We make up around 3-4% of the British population, yet in prisons Muslims make up around 15% of the population. There is something seriously wrong here There is no action plan by an Muslim organisation to gradually address this issue. In reality if there were 3-4% Muslims in prison we should be ashamed. This type of figure is mocking God’s guidance – we are failing badly.
Then there are the incidents in Rochdale, Rotherham and other towns where Muslims, young and old, abuse young white girls for instant gratification, forgetting that these young white girls are their blood cousins, if they took a moment to think about the Adam and Eve. In fact there is a documentary on Discovery channel or Nat Geo channel called Eve. Scientists sampled mitochondrial DNA for every race on the planet and found we all come from one root mother. These types incidents occur with non Muslim groups but the media latch onto the Muslims because we are the current boogie man. Having said that, Muslims have been given guidance but act like the lowest of lifeforms – whats wrong with us?

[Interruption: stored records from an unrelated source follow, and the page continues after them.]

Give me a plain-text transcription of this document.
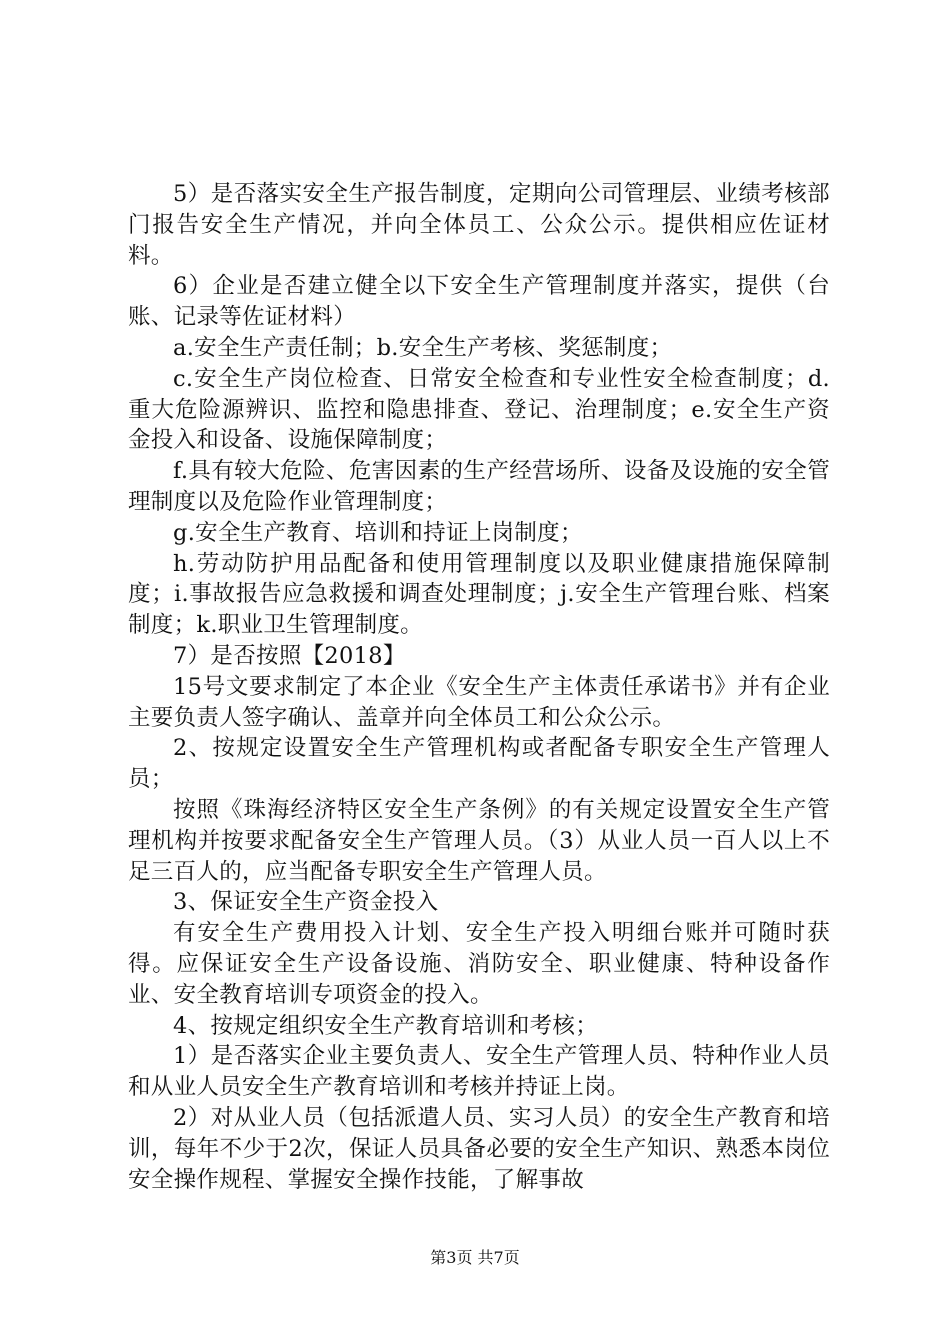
5）是否落实安全生产报告制度，定期向公司管理层、业绩考核部门报告安全生产情况，并向全体员工、公众公示。提供相应佐证材料。

6）企业是否建立健全以下安全生产管理制度并落实，提供（台账、记录等佐证材料）

a.安全生产责任制；b.安全生产考核、奖惩制度；

c.安全生产岗位检查、日常安全检查和专业性安全检查制度；d.重大危险源辨识、监控和隐患排查、登记、治理制度；e.安全生产资金投入和设备、设施保障制度；

f.具有较大危险、危害因素的生产经营场所、设备及设施的安全管理制度以及危险作业管理制度；

g.安全生产教育、培训和持证上岗制度；

h.劳动防护用品配备和使用管理制度以及职业健康措施保障制度；i.事故报告应急救援和调查处理制度；j.安全生产管理台账、档案制度；k.职业卫生管理制度。

7）是否按照【2018】

15号文要求制定了本企业《安全生产主体责任承诺书》并有企业主要负责人签字确认、盖章并向全体员工和公众公示。

2、按规定设置安全生产管理机构或者配备专职安全生产管理人员；

按照《珠海经济特区安全生产条例》的有关规定设置安全生产管理机构并按要求配备安全生产管理人员。（3）从业人员一百人以上不足三百人的，应当配备专职安全生产管理人员。

3、保证安全生产资金投入

有安全生产费用投入计划、安全生产投入明细台账并可随时获得。应保证安全生产设备设施、消防安全、职业健康、特种设备作业、安全教育培训专项资金的投入。

4、按规定组织安全生产教育培训和考核；

1）是否落实企业主要负责人、安全生产管理人员、特种作业人员和从业人员安全生产教育培训和考核并持证上岗。

2）对从业人员（包括派遣人员、实习人员）的安全生产教育和培训，每年不少于2次，保证人员具备必要的安全生产知识、熟悉本岗位安全操作规程、掌握安全操作技能，了解事故

第3页 共7页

Your message seems to say, non Islamic schooling is bad and Islamic schooling is good. If you were talking about the Golden age of Islam, there would be very few who would argue you with you. But today’s Muslim schools are delivering mixed performance levels – from the best to the worst. In 10th century Cordoba, there are 50 hospitals for 1 million people. They had many pharmacies in the city. There would be a quality controller who would check the consistency of the medicines delivered by each pharmacy. I wonder if the Islamic schools have a quality control system today to check for consistent delivery?
Also, your assertion that most British schools are racist and the teachers are racists is mainly incorrect. Yes, you will get some schools and teachers who are, but the majority will not be racist. In fact, the reverse seems to be the case, many Muslims seem to be under the impression we are the “chosen people”, therefor superior to non-Muslims. This superiority complex attitude was not advised for us.